Joined: Thu May 23, 2013 2:21 pm
Posts: 8694
Rob, welcome to the forum. Hopefully, the members here can offer some suggestions that you may not have tried or even thought of. Oscar is a super handsome kitty!

Illnesses in cats can completely change their behavior and you say the urinating outside the litter box started around this time. I see where you set a second litter box near the area where he was urinating. It should have gone EXACTLY where he was urinating. The type of litter box makes a difference as well. Covered or open? Most prefer open litter boxes. Type of litter! You can try one that attracts the cat to the box.

Marking is a territorial thing. Do you have other cats in the household? Feliway diffusers can help, but there is also a spray you can use to reach all areas.

You think he may be bored! Have you thought about training him to walk on a harness and leash and take him outside for walks? Raiden does his marking out there and will sometimes stop to pee. This may help relieve Oscar's desire to mark in the house. You say you have other cats in the area. It's not just seeing the cats, but Oscar can SMELL the cats. He's defining his territory inside the house since he can't define it outside.
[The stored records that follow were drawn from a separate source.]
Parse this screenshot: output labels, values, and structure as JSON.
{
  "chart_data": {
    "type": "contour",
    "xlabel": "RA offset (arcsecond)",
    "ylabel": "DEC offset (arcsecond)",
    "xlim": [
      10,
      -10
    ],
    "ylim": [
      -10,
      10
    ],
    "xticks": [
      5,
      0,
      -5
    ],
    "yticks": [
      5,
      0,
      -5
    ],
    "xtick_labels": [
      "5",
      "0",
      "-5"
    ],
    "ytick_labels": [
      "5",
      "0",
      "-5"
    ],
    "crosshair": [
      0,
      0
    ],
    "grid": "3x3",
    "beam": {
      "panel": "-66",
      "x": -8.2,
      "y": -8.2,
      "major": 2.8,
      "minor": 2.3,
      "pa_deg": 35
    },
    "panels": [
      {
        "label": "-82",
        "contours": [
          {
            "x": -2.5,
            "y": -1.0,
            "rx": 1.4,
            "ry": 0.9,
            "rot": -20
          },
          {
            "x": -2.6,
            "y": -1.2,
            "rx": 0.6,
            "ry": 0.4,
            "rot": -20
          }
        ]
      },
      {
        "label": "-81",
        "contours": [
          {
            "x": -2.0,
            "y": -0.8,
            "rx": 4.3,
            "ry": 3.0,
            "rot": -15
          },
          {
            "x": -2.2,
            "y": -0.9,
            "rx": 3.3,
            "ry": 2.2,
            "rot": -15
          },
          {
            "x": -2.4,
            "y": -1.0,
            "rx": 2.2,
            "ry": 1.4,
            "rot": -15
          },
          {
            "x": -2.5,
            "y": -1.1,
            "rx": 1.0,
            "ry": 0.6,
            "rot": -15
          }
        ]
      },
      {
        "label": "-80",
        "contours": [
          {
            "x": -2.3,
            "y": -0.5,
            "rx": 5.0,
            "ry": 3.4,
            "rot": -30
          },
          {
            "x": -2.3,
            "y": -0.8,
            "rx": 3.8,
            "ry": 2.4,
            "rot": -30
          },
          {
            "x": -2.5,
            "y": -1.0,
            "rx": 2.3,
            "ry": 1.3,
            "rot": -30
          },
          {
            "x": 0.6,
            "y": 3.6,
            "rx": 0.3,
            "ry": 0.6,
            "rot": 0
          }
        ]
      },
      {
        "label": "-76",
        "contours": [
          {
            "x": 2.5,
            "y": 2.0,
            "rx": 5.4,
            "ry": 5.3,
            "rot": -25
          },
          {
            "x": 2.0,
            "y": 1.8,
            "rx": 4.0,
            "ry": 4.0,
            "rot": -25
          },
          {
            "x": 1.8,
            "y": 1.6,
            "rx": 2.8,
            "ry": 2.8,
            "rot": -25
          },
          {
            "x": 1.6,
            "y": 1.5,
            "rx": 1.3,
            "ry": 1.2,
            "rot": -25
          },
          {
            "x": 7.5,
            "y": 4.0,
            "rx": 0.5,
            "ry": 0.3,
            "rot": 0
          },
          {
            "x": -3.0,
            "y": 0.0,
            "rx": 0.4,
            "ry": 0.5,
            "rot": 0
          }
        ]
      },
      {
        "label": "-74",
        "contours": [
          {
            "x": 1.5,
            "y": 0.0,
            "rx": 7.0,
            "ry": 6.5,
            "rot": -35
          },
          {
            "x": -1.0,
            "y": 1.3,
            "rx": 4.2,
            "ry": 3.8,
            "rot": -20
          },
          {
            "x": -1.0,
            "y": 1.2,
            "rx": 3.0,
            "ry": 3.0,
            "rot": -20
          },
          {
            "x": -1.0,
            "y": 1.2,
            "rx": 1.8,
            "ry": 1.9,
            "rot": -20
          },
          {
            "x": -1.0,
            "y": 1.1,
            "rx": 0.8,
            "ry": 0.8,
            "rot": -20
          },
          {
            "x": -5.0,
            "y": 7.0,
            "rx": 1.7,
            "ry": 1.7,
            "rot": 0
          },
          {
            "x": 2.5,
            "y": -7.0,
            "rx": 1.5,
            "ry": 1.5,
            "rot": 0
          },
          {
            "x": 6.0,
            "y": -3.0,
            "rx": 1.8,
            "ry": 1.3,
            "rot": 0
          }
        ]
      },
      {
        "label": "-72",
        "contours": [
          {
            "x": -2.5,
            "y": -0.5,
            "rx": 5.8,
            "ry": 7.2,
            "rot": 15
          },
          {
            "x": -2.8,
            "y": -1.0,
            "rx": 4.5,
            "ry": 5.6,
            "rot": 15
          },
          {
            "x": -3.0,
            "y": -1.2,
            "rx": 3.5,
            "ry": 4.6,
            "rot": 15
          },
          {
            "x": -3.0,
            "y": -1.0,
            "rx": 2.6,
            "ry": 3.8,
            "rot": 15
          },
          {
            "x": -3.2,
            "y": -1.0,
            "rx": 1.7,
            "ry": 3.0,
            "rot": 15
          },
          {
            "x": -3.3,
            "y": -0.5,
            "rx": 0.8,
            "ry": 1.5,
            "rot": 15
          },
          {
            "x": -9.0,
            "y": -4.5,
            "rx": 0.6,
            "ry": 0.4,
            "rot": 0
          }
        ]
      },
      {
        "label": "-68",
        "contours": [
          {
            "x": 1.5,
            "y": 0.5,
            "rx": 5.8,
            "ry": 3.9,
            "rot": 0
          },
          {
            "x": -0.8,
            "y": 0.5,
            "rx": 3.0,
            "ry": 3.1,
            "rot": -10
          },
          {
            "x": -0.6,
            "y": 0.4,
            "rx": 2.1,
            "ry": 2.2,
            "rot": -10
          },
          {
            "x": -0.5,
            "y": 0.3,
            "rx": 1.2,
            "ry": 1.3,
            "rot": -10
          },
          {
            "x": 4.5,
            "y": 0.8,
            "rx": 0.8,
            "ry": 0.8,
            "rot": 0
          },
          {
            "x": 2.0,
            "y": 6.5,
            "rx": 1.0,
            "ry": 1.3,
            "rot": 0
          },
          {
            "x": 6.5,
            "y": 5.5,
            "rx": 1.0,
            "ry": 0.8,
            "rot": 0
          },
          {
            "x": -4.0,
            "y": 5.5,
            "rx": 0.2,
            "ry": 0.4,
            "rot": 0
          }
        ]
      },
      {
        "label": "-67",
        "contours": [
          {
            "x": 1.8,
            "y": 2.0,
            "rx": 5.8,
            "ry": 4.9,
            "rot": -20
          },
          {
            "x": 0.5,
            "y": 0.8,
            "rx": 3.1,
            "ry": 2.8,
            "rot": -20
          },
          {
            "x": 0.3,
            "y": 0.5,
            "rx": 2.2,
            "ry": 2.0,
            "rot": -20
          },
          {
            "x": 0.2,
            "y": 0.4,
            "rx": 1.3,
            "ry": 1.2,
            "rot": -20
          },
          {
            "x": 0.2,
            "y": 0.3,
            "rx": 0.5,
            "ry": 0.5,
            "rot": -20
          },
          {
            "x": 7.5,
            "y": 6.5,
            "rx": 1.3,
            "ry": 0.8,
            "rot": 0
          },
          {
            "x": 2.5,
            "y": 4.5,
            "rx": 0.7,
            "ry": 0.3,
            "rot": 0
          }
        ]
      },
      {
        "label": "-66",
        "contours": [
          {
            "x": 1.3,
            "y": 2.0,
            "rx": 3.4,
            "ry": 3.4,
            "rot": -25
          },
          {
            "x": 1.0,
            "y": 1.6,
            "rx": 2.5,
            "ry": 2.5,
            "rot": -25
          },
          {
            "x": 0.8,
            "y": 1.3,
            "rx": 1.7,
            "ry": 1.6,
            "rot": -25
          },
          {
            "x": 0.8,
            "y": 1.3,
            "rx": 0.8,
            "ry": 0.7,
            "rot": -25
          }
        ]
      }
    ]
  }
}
Raiden is really good at raising his behind while he is urinating in his litter ox, so I use large, black plastic trash bags and tape it up on the wall to catch anything that he might put up there. His box lays on part of the plastic bag so it traps the litter that he throws out. I find that easier than trying to clean a wall constantly.

Usually going outside of the litter box is a sign of stress in the cat. Even though you say the medication is working, we don't know how the cat feels inside. The best thing is to observe Oscar as much as possible and try to understand what he's seeing, smelling and feeling. There is also a ton of information on the internet that you might want to read up on when you get the chance.

You've done a lot of things, and they haven't worked, so now you move on to try something else. And keep trying until you hit on something. If there is an area where you do not want him to urinate, a member here mentioned "scat mats" which are available online that deter a cat from going somewhere you don't want him to go.

Have patience (lots of it) and give this some time. Make it a priority to work on this daily -- it's hard to try to think like a cat, but just by watching him, he may give you some clues. Good luck.

PostPosted: Thu Aug 06, 2015 8:21 pm 
Asian Leopard Cat
User avatar

Joined: Thu Dec 02, 2010 1:00 am
Posts: 4311
Location: Portland Oregon, USA
It sounds like you've tried many things. You might want to give this a try, I've heard good things about it:

I guess one of the symptoms of hyperthyroid is increased urination. Perhaps that is a connection? Have you considered getting that radioiodine treatment?

Does he ever use a litterbox when he urinates? You say that he urinates on the side of the box, are you using exclusively hooded boxes? If so, definitely try some non-hooded ones. Also, how large are the boxes you are using? Big male bengals need BIG boxes. Many people resort to making their own because the commercial ones sold in pet stores are too small by 50% or more. I bought the biggest ones I can find, and say they are barely big enough for my females, which are much smaller cats than your big guy, judging from the picture.